More cpu: Given recent trends in cloud computing, it is now possible to apply more CPU to any given problem. For example, search-based SE methods treat SE problems as optimization problems, then apply large amounts of CPU to understand the trade-offs that exist between competing goals.
Human analysts: Who find and structure better questions. This structure offers a "landscape" of possible solutions. Note that these analysts are what I think our current generation of programmers will evolve into.
Automatic systems: That better understand the questions and use that insight to explore, and find shortcuts, around that "landscape".

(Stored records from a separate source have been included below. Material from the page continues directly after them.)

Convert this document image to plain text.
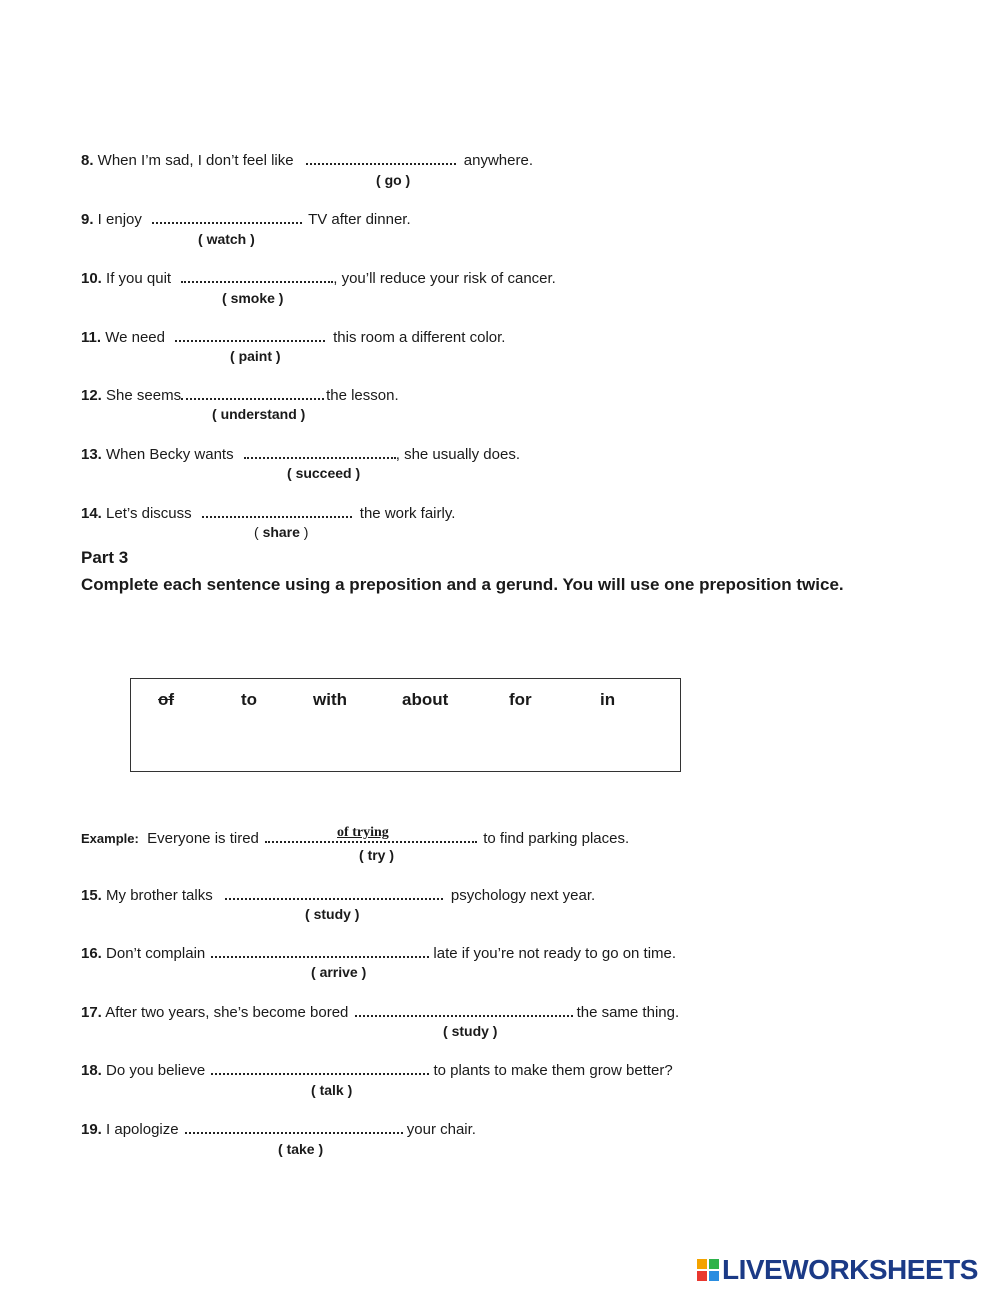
8. When I’m sad, I don’t feel like	anywhere.
( go )
9. I enjoy	TV after dinner.
( watch )
10. If you quit	, you’ll reduce your risk of cancer.
( smoke )
11. We need	this room a different color.
( paint )
12. She seems	the lesson.
( understand )
13. When Becky wants	, she usually does.
( succeed )
14. Let’s discuss	the work fairly.
( share )
Part 3
Complete each sentence using a preposition and a gerund. You will use one preposition twice.
of	to	with	about	for	in
Example: Everyone is tired	of trying	to find parking places.
( try )
15. My brother talks	psychology next year.
( study )
16. Don’t complain	late if you’re not ready to go on time.
( arrive )
17. After two years, she’s become bored	the same thing.
( study )
18. Do you believe	to plants to make them grow better?
( talk )
19. I apologize	your chair.
( take )
LIVEWORKSHEETS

Note my emphasis on this "landscape". I think the shape of the user preference space can tell us a lot about how to better solve problems since:

A mathematical definition of "user": the force that changes the geometry of search space.
--Me, 2014

How NOT To Do It

How to best organize our software systems? Well, here are some ideas that I tried and now I think are not the right approach.

Not Formal Logics

For years I worked with specialized modeling languages with the dream to coercing business users and programmers to use my kind of "better language".
Nowadays I think that we have to reason about all manner of idiosyncratically written models (written in FORTRAN or EXCEL or whatever) since those kinds of models are most common. Hence, I use data mining and optimization methods that treat models as black boxes that map inputs to outputs (and the goal is to find better inputs that yield better outputs).
(And to change my view on this point, all you'd have to do is show me some formal logical modeling language that is in wider use than FORTRAN or EXCEL. Good luck with that.)
Not Automatic Programming

The old dream of fully automatic programming (e.g. "write down the axioms then auto-generate the system") may not work. Deterministic deductive synthesis is an interesting technique. But it struggles when there are competing goals or any degree of uncertainty in the background knowledge (the search space explodes; and it becomes hard/impossible to maintain invariants in assemblies of partially specified components).

How To Do It

If the above is not recommended, then what do I think are useful directions?

Induction

For problems relating to competing goals, or that use partially incomplete knowledge, model creation is heuristic inductive process where some learner explores a space and culls a large space of possible models.
Heuristic induction should be conducted in partnership with the users since the biases of those users are needed to guiding the learner to a result that is acceptable to those users. In that partnership, it is important that the automatic process does not overwhelm the humans with too many options. Happily, if we exploit user biases, we can readily build range, feature selection and instance subset selection methods that greatly reduce the space of options the user needs to discuss.
Exploring Biases

Inductive search is inherently biased so it is important we study and document those biases since different biases lead to radically different models.
Note that we cannot, and should not, avoid bias since without it there would be no way to decide what bits are most important and which bits can be ignored. Paradoxically, bias blinds us to some things while letting us see (predict) the future. So all models are biased (but only some admit it). If we understand and use that bias, we can generate models that are most useful to the user:

By pruning away irrelevancies (where "relevance" is defined by the biases) we can produce models that perform "better", where "better" means either better predictions or lower variance or both.
Another advantage of this kind of pruning is increased privacy. If data from N projects is pruned back to M (where M<N) then, by definition we are ensuring the privacy of N-M projects. Further, it we add in some feature selection so we are only using (say) 25% of the features, then we are ignoring more data and achieving greater privacy.

Learning "NICHE" Contexts

Another way to describe the above is "how to learn contexts?" (where each "context" is a region where a particular set of biases are most true). Contextual reasoning is very important in software engineering since software projects are very different and constantly changing. One automatic method for finding contexts is something I call NICHE (it used to be called IDEA, then WHERE, but I found an 1989 article that convinced me that "NICHE" was a better term).